Many people will be surprised at the severity of an eight match ban and a £40,000 fine.  But the FA have got it absolutely right after Suarez was found guilty of racially abusing Patrice Evra.

Suarez denied using a Spanish word for negro in a verbal attack on Evra during the Premier League match between Liverpool and Manchester United that ended 1-1 two months ago. And the Uruguay striker who has 14 days to appeal against the decision tweeted: “Today is a very difficult and painful day for me and my family. Thanks for all the support.”

But the reality is that the six-day hearing, which concluded on Tuesday, concluded that Suarez was guilty of using “insulting words” and it is only right that a severe sentence was dished out.

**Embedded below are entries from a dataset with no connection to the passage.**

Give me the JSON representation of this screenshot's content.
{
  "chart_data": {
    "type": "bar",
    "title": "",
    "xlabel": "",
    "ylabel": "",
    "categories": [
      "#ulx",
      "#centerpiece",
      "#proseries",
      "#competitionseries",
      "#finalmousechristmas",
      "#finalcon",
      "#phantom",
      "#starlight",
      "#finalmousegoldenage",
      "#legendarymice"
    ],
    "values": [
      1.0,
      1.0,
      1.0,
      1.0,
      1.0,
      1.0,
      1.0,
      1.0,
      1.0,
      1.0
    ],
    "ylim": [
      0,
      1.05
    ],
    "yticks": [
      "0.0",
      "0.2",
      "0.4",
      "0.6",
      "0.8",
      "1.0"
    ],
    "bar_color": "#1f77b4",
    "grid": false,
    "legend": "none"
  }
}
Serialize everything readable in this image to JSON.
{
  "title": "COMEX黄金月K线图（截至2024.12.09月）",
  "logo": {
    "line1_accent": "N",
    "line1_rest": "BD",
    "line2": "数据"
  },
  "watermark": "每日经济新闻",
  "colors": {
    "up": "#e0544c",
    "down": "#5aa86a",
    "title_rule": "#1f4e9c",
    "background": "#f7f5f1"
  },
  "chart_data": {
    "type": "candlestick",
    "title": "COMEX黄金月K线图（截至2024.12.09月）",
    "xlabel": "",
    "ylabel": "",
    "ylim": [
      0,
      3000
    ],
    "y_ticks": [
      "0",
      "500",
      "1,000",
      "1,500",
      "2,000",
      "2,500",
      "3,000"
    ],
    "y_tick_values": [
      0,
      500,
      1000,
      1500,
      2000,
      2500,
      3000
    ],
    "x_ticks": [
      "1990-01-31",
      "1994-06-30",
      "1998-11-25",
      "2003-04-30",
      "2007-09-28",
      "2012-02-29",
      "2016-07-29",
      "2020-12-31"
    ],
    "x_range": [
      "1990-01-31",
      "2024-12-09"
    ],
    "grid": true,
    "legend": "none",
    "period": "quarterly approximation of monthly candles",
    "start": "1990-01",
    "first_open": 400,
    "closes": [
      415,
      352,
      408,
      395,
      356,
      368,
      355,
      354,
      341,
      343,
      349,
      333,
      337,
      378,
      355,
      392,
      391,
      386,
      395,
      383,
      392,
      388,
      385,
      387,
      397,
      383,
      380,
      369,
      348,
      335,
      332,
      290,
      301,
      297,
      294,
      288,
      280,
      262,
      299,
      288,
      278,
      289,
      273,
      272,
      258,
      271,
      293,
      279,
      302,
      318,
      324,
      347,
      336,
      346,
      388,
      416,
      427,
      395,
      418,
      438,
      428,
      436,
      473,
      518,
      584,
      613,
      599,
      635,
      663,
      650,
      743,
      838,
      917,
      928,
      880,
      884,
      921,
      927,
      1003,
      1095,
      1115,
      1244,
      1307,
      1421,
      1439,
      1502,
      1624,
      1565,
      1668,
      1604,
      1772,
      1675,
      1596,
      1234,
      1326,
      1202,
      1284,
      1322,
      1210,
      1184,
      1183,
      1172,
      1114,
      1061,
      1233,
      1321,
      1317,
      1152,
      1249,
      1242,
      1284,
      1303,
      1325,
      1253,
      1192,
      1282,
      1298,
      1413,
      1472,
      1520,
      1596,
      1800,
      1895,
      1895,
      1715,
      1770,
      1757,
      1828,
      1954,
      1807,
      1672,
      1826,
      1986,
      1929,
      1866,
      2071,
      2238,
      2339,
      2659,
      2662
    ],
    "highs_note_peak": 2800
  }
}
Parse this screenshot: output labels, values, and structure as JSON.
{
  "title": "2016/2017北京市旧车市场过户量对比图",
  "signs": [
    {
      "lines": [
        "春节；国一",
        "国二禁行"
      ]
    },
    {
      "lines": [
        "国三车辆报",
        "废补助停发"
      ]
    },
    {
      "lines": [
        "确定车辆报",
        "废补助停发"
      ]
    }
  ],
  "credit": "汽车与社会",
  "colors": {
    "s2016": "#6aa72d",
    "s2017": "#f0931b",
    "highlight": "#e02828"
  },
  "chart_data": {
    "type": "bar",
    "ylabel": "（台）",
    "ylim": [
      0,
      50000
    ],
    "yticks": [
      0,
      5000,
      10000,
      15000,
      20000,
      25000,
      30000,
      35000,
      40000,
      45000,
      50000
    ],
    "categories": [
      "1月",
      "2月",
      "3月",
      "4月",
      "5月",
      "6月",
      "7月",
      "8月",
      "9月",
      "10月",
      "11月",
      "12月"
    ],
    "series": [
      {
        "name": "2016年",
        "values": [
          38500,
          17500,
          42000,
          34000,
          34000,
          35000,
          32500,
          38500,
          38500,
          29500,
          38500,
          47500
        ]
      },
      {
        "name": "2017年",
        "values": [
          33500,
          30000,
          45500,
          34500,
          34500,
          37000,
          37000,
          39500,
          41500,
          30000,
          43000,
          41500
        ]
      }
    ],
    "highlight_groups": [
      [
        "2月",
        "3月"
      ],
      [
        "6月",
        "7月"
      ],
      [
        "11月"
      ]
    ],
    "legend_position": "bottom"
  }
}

For the Merseysiders to blindly stand by their man after the verdict and immediately attack the FA with a provocative 2-page statement is out of order. And I strongly urge Liverpool to accept the punishment and apologise for bringing the game into disrepute for failing to condemn their player’s racist abuse of the Frenchman.

It is time that racism was kicked out of football once and for all and it is to their great credit that the English FA has boldly gone where the game’s governing body FIFA has criminally failed to go in the past and taken decisive action to tackle this insidious problem.

How sad to read the Liverpool reaction that states: “We find it extraordinary that Luis can be found guilty on the word of Patrice Evra alone.

“No one else on the field of play – including Evra’s own Manchester United team-mates and all the match officials – heard the alleged conversation between the two players in a crowded Kop goalmouth.”

Refusing to accept that the FA gave their player a fair hearing despite taking six days to consider all the evidence, Liverpool added: “It appears to us that the FA were determined to bring charges against Luis Suarez, even before interviewing him at the beginning of November. Nothing we have heard in the course of the hearing has changed our view that Luis Suarez is innocent of the charges brought against him and we will provide Luis with whatever support he now needs to clear his name.”

The bottom line is that Suarez has been found guilty. That does not mean he should be kicked out of the club. There is no reason why he can not be educated that racist abuse is unacceptable in the modern world. If only he would apologise, accept his punishment and make a commitment not to re-offend we can all move on.